Los adultos seguimos con nuestros hábitos. Algunos continúan mejorando el mundo desde sus puestos de trabajo. Casi todos ellos se juegan la salud, y hasta la vida, para minimizar los efectos catastróficos de esta tragedia. Otros recomenzaron sus tareas productivas y muchos sueñan con hacerlo lo antes posible para enjugar las cuantiosas pérdidas económicas que han sufrido y que ponen en riesgo el pan de sus hijos. Los más privilegiados trabajamos a distancia, desde la seguridad de nuestros hogares, sin peligros, con un ordenador y aprovechando al máximo las facilidades que nos conceden las nuevas tecnologías.

Esta semana comprobé lo maravillosos que son los inventos de la técnica y los nuevos caminos que nos abren para comunicar con extraordinaria facilidad noticias, ideas y doctrinas de todo tipo (Inter mirifica 1).

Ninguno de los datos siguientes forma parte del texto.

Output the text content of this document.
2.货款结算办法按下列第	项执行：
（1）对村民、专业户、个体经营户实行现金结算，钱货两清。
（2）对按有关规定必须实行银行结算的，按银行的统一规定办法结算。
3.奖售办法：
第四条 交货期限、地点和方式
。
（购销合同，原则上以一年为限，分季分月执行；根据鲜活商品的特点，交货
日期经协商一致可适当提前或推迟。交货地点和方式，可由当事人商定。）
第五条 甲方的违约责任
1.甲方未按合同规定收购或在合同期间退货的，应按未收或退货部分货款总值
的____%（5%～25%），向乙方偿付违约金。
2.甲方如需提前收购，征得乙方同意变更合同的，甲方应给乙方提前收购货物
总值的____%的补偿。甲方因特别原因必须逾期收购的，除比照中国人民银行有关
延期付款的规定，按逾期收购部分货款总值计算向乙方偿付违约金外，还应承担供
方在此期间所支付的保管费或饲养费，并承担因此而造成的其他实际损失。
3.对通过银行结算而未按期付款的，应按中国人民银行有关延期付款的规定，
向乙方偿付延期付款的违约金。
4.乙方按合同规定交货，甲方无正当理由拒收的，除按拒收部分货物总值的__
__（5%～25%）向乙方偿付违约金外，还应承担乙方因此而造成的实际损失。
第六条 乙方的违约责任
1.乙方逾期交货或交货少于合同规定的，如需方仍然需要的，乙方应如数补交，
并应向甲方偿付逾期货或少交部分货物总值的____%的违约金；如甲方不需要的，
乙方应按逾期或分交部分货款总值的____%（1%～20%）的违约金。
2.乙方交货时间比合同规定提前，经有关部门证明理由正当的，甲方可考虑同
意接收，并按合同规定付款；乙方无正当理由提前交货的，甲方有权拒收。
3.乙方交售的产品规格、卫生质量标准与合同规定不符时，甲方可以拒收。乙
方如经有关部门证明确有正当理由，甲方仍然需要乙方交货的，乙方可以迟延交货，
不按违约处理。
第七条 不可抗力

Desde mi salón, con un portátil y un programa sencillo, pude dar una clase sin demasiados problemas. Todos nos vemos. Todos podemos hablar, compartir lecturas, hacer sugerencias, corregir trabajos, establecer los criterios de evaluación, consensuar el próximo encuentro… Evidentemente carece del calor de lo presencial, pero como solución de urgencia es muy válida. Muchos pensarán que esto es ya muy viejo. Me perdonarán, pero es que, a este casi sesentón, que de niño se fabricaba las canicas con barro, le sigue admirando el hecho de que un avión levante el vuelo y cruce un océano con cientos de personas a bordo.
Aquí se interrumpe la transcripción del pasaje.